|Wanda Adelman has been the tower chief for AirVenture Oshkosh since 2003. She retires from wearing the pink shirt, and from her 32-year career with the FAA, later this year. (photo by Phil Weston)
By Joseph E. (Jeb) Burnside
July 31, 2013 - After 10 years serving as the Oshkosh tower chief during AirVenture, this is Wanda Adelman's last show. The 32-year FAA veteran is retiring later this year, after an agency career born in the aftermath of the 1981 PATCO strike, in which more than 11,000 controllers were fired.
A certificated pilot, Adelman primarily has worked at control tower facilities throughout the FAA's Great Lakes Region - many attendees probably have talked with her on the frequency without knowing her role in helping make AirVenture happen. When not herding the pink-shirted controllers - there are 87 of them this year, total - she serves as air traffic manager at Milwaukee's General Mitchell International Airport.
AirVenture Today caught up with her during a quick break this week to chat about her career, what it's like to run the World's Busiest Control Tower, and her plans for the future.
How did you get into this line of work?
I was originally in pre-vet school - I wanted to be a veterinarian. The science classes just did me in.
My dad was a contractor and had a Skyhawk, and he let all seven of us kids learn to fly. Only three of us got our licenses, but I'd been flying and heard about air traffic control. I thought if I can't be a vet, maybe I can be an air traffic controller.
I graduated from the University of North Dakota, one of our top aviation schools in the nation, and then got hired by the FAA. I went from a controller to a staff specialist to a supervisor to a manager and then to a hub manager.
When did you join the FAA?
I got hired as a controller in August 1981, when 11,000 controllers got fired. I was one of the replacement controllers. I was flight instructing right up to that point, and then when the agency started hiring, I got hired right away, in August of 1981.

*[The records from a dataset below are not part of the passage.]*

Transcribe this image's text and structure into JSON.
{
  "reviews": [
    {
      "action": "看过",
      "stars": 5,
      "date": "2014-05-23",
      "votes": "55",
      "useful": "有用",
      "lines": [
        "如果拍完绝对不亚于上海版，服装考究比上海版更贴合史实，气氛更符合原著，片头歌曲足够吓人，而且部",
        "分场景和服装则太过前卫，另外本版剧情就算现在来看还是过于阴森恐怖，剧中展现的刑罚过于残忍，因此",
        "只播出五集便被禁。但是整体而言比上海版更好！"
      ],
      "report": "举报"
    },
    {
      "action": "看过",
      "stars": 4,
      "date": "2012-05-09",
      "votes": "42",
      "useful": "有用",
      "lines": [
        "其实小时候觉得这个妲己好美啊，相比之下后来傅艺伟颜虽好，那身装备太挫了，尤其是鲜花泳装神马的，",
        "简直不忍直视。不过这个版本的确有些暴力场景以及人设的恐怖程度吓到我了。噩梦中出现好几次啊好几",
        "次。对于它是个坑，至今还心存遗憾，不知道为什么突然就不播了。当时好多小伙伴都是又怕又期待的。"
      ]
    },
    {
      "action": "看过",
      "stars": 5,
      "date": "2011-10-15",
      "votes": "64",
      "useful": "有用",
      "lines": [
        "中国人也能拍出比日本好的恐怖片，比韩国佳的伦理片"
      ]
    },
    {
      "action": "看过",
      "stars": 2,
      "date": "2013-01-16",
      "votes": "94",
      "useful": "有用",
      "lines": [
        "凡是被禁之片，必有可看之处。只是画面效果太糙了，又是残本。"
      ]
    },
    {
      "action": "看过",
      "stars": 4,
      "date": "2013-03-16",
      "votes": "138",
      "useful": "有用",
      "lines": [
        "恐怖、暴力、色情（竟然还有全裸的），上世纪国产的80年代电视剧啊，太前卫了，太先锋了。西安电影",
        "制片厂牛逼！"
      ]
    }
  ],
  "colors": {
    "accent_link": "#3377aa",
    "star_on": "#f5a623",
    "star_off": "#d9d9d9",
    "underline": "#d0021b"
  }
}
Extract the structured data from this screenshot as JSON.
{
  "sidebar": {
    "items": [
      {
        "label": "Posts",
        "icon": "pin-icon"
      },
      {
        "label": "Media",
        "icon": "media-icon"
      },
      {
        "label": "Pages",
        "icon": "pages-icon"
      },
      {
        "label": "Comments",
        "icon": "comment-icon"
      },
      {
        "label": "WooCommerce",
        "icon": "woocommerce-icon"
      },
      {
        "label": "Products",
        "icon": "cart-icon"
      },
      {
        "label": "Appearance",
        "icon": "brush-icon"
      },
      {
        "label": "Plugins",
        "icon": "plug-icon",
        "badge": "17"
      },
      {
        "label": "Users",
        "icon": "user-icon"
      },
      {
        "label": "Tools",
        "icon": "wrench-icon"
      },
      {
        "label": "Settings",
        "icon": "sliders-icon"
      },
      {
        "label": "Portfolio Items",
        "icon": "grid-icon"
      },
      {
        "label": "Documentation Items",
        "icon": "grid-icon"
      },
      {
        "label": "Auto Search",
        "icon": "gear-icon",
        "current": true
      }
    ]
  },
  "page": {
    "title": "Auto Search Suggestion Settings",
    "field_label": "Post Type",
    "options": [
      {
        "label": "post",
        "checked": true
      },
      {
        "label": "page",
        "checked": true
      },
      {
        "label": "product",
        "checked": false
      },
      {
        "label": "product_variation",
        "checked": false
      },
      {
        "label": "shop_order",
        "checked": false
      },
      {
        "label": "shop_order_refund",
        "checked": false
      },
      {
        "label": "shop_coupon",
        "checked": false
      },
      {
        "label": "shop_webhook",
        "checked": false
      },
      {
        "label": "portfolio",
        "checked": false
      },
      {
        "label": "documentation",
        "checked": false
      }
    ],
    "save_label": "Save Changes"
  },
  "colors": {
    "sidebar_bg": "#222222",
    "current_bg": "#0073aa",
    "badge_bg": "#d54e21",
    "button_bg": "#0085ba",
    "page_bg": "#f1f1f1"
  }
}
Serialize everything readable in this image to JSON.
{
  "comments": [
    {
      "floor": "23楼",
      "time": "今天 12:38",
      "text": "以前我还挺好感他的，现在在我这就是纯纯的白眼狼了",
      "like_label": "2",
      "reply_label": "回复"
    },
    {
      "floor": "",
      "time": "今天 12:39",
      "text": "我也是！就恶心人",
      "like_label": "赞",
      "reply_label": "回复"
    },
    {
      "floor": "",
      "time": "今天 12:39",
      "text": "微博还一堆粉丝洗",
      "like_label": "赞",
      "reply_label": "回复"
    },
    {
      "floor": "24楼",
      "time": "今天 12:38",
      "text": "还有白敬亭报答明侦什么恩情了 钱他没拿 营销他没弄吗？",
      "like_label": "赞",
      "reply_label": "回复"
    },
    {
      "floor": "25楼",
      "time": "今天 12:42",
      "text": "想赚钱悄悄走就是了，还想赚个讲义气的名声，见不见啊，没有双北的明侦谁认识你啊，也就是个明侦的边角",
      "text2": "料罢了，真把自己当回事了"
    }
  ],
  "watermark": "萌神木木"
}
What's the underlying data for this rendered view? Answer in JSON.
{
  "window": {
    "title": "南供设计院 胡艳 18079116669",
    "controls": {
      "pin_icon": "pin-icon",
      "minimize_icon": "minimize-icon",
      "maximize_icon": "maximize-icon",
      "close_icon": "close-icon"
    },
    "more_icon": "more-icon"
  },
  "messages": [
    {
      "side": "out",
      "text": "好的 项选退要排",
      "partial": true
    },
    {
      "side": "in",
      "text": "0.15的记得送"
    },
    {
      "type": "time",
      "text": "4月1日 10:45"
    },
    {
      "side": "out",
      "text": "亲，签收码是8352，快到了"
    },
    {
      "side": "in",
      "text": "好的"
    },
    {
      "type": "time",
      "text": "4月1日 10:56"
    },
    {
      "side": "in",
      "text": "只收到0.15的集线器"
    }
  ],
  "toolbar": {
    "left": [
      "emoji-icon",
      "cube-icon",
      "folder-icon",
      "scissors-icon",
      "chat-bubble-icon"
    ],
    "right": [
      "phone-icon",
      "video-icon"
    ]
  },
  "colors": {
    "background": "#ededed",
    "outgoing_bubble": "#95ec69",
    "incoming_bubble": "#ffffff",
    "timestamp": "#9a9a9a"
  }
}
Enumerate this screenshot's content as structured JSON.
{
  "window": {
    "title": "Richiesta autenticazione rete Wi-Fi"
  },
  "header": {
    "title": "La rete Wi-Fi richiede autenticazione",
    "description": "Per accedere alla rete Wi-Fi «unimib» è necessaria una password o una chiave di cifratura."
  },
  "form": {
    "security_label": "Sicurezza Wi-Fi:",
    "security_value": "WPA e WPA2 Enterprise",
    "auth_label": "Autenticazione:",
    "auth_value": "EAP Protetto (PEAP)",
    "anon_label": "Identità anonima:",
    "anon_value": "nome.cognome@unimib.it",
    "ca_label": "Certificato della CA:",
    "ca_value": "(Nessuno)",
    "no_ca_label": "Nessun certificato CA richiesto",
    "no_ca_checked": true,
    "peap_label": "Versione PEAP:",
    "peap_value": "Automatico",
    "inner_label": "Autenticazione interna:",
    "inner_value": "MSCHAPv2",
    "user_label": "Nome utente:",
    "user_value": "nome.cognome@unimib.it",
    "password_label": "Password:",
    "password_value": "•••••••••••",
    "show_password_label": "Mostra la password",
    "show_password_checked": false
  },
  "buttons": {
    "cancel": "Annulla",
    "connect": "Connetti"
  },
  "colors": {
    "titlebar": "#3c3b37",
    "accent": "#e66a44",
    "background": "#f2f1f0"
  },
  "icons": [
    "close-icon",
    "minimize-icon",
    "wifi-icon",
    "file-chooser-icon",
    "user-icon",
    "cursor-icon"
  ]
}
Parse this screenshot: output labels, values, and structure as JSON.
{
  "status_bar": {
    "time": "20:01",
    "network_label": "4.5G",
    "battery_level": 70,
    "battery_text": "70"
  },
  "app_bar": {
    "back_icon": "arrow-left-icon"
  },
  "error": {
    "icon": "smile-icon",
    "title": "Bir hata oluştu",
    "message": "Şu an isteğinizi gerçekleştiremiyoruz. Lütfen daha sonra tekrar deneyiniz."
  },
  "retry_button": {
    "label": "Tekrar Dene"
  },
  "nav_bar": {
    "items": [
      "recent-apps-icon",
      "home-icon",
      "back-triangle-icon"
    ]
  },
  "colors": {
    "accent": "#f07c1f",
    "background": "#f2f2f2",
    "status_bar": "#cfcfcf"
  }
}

I started out in Bismarck, North Dakota, then I went to Aurora, Illinois. Then I went to the regional office in Chicago, then down to Springfield, Illinois, out to Toledo, Ohio, then up to Milwaukee.
What was it like at regional?
At regional headquarters, I was a 540 specialist, so I was involved in a lot of staffing and labor relations stuff in the region.
I was there for a year and a half. I learned a lot, and had a lot of fun, but I wanted back out in the field. I loved it - every minute that I was there - but I got all the experience I felt like I needed for a while. Then I got back out in the field where the airplanes were.
This is your 11th year at AirVenture and your 10th as the person in charge. What are some of your fondest memories?
I just love everything about AirVenture - it's so much fun. I tell all my friends this should be on every single person's bucket list. It's like Disneyland with airplanes.
You can see more different type aircraft here than any other place in the world, just looking at all the warbirds, the homebuilts, the antique classics - just the whole gamut of aviation. There's such a variety, and getting to see all of them in one place and getting to be a part of making sure that it's all safe.
I do have a responsibility, but everybody has a part - I'm just one little part of this great big machine that works. It's not just me in the tower - everyone works hard: the controllers and the supervisors and the operations managers.
We're all one big team. I'm just here to support them so they can do what they need to do.
What about the low points?
There always are. If we get really bad weather, or if we have an accident. The year we had all the rain and had no place to park airplanes, or the years when we have really hot weather and the controllers are out there for eight hours at a time are probably the worst.
What are your plans for retirement?
There are a few things I want to do as far as volunteering: I like Habitat for Humanity. I like building things; my father was a contractor.
I also want to raise service dogs; I've got a really nice German shepherd. He's just a doll, and so calm. So bright. So, I'd like to raise service dogs with my sister, who just got a new shepherd.
I also want to work with an outfit in Milwaukee that takes disabled children on horseback rides. I might not be really good with the children, but I love horses and I love seeing how horses react with people; it's just amazing, and it can bring out the best in people, so I'd like to volunteer to do that.
Will you come back to AirVenture?
Absolutely. I'll come back and volunteer, maybe in vintage or flight line ops. There have been several people who have asked me to volunteer with them. So, I'll be back, and I'll be back as a volunteer.
I don't think so. There probably are times when I could have said something nicer or been a bit more proactive or could have remembered something I forgot. But I just feel really privileged.
On behalf of EAA, its members, and attendees, thanks, Wanda, for your service to AirVenture and to aviation!